Last time we looked at some tips about choosing words when writing for translation. This time we’ll look at some tips on the way words are put together in phrases.
Use articles where possible
Use definite and indefinite articles (“the,” “a,” “an”) wherever possible. Some technical writers have been taught to omit articles for the sake of brevity, but this also sacrifices clarity since it can be difficult to tell whether you are referring to a particular person or thing or just any one of a class of people or objects.

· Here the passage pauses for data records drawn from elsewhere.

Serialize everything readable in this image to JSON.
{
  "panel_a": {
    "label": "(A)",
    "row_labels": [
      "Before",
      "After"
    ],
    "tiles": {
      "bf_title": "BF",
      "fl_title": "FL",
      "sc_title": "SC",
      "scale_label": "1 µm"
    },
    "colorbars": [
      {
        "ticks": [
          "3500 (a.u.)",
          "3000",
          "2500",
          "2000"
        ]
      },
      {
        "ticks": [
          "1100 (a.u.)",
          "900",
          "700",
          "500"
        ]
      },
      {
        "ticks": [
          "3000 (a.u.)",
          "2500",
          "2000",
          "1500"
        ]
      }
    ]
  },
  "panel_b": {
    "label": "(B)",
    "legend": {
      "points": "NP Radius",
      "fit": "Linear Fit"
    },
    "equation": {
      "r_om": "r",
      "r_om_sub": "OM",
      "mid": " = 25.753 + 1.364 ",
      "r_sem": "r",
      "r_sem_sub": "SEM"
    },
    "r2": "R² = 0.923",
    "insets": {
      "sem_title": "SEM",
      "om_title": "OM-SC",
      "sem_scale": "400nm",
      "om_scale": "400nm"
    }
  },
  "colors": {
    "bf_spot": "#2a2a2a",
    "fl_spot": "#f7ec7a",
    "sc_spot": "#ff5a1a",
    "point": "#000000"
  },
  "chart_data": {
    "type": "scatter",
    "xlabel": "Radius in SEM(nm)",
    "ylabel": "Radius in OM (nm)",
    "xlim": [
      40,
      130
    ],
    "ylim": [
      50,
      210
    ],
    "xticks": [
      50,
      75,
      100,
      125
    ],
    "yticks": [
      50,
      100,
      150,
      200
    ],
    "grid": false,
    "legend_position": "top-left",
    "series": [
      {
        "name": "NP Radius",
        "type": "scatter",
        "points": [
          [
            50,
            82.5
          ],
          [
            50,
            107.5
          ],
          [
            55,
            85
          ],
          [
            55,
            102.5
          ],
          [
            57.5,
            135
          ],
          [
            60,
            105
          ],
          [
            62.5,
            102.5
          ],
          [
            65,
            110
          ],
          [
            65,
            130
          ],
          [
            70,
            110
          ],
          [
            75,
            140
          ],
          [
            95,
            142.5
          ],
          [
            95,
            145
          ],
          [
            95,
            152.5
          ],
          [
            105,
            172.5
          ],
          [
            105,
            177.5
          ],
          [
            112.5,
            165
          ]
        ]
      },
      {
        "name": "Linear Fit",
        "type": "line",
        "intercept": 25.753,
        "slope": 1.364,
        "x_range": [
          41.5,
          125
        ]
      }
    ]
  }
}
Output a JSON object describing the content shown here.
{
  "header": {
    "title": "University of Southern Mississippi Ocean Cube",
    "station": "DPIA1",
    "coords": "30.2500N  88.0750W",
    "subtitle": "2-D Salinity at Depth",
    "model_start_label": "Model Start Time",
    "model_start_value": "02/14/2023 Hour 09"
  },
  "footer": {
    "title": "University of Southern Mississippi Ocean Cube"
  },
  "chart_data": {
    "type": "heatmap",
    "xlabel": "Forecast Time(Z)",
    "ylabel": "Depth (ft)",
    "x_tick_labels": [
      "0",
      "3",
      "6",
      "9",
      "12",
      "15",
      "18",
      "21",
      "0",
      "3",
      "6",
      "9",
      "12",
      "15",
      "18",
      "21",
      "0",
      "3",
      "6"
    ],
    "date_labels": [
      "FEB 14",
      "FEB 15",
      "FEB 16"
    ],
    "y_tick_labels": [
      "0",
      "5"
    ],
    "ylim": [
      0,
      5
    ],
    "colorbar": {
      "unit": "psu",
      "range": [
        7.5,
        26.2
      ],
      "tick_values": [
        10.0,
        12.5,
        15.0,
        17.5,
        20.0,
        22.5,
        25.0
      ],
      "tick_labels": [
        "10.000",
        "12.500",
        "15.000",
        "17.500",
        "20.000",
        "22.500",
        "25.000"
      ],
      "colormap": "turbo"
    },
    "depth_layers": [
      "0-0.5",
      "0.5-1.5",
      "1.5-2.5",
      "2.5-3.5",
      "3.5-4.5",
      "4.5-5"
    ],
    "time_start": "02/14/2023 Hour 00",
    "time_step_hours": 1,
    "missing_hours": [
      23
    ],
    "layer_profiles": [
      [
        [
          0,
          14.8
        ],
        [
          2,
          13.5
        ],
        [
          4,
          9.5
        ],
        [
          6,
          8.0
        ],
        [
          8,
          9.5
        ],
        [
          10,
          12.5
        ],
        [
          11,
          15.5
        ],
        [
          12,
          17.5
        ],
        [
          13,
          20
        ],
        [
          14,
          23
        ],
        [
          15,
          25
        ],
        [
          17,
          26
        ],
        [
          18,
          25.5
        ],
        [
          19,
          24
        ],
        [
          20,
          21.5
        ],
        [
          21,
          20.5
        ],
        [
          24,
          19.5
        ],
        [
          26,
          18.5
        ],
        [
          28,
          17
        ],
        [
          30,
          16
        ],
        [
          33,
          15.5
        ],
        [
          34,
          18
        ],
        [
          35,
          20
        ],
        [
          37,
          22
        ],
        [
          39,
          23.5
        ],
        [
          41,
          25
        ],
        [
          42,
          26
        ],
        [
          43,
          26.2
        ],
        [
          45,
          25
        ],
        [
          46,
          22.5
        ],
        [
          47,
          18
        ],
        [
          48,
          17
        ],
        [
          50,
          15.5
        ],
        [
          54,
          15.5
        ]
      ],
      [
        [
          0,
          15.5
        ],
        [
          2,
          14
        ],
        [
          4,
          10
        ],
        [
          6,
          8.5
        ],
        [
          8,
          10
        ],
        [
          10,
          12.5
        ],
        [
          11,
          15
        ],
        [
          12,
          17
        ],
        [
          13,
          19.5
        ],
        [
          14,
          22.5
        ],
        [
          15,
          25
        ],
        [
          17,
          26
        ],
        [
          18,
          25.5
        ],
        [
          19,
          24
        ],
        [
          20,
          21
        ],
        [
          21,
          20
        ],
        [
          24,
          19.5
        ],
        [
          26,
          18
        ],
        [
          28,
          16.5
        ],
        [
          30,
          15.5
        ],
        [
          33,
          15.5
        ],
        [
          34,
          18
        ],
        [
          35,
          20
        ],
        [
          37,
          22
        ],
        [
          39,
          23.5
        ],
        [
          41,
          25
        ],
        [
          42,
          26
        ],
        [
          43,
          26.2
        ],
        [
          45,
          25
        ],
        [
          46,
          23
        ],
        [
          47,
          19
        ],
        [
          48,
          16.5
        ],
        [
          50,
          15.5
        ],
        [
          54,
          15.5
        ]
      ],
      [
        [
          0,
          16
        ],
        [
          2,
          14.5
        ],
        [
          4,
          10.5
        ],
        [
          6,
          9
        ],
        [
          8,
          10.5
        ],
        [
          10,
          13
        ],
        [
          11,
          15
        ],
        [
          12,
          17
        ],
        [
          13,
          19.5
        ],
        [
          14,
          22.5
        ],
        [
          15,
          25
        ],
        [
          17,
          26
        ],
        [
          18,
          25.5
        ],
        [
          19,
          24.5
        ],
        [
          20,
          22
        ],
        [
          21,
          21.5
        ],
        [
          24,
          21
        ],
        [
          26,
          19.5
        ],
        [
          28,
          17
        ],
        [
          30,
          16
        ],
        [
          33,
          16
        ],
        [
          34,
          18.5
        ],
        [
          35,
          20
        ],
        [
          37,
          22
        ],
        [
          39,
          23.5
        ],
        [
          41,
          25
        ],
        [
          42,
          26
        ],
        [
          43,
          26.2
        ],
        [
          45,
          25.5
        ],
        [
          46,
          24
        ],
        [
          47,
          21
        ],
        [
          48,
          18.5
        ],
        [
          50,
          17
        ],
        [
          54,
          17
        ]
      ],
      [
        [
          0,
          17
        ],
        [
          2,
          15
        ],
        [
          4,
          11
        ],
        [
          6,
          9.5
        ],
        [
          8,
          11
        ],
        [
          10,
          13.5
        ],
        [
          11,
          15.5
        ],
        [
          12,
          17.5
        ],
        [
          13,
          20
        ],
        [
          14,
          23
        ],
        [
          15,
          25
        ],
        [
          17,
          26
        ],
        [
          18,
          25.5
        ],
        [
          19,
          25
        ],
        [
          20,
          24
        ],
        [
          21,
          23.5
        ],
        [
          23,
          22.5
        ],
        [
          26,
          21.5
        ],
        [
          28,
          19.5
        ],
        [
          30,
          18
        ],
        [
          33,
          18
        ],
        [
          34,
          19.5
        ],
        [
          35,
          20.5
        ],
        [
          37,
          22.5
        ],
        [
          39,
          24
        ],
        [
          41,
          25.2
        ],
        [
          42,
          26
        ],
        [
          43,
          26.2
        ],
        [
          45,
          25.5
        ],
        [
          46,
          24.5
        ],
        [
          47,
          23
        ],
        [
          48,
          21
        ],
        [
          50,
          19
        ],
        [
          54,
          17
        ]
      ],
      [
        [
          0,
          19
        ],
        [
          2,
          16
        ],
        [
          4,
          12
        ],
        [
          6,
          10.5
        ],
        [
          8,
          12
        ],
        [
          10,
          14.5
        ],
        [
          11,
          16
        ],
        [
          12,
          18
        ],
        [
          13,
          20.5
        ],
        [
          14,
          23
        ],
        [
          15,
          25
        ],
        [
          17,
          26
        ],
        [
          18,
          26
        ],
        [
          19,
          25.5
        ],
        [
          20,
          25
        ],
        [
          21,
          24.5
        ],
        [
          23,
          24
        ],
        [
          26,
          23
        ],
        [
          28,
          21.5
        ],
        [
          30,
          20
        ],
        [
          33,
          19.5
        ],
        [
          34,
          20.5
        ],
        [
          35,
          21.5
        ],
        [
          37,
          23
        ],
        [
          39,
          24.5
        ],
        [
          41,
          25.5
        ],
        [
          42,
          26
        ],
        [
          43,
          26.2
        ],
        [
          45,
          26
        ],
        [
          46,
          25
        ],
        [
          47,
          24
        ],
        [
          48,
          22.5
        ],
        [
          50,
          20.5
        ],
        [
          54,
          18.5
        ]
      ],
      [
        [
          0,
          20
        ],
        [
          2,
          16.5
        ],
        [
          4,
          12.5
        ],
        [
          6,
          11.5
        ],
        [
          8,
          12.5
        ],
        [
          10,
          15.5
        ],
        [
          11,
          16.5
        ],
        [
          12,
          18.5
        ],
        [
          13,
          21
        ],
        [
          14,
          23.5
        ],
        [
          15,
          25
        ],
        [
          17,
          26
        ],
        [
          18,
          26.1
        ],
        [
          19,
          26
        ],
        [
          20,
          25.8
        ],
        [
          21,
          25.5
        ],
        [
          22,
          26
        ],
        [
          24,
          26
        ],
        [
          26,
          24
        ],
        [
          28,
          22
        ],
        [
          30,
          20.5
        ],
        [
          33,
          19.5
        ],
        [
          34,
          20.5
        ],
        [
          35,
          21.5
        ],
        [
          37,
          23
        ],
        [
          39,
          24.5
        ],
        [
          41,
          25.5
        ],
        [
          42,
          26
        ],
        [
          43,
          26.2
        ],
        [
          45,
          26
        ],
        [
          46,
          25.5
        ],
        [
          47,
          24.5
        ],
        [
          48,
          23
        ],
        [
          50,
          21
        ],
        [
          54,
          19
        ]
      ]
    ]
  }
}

Avoid using nouns as adjectives
In English, we often use a noun to modify another noun (“That dress color suits you”). Sometimes this results in a series of nouns strung together (“university plant biology research center”). A noun string can be hard for English-speakers to unscramble, but it is even harder for translators—human or software. It’s better to reword the phrase (“The color of that dress” or “the university’s center for research on plant biology”).
Don’t omit “that”
In English we often omit the word “that” as a relative pronoun or as a conjunction. For instance, we can say “the car he bought” or “I knew he bought a car.” But including the word “that” is helpful for translation because it clarifies the intent of the sentence. Write “the car that he bought” or “I knew that he bought a car” instead of what you might actually say.
Avoid phrasal verbs
Verb combinations, such as “set up” or “shut down,” are called phrasal verbs. Such phrases can be hard to avoid in English, but they often create problems for translators and translation software since they don’t exist in most other languages. Try to replace them with simple verbs (“establish an office” instead of “set up an office;” “descend the hill” instead of “go down the hill”). If you do use a phrasal verb, don’t separate the parts (“Go down the hill slowly” not “go slowly down the hill”).
Use nouns, not pronouns
Repeat a noun instead of using a backward-referring pronoun like “it,” “they,” “this,” or “these,” unless the noun the pronoun refers to is unmistakable. How many times have you listened to someone telling a story about a number of people and gotten confused by references to “he” and “she?” Repeating the noun ensures that the reference is clear.
These tips are “syntactic cues,” cues that help non-native speakers navigate sentences.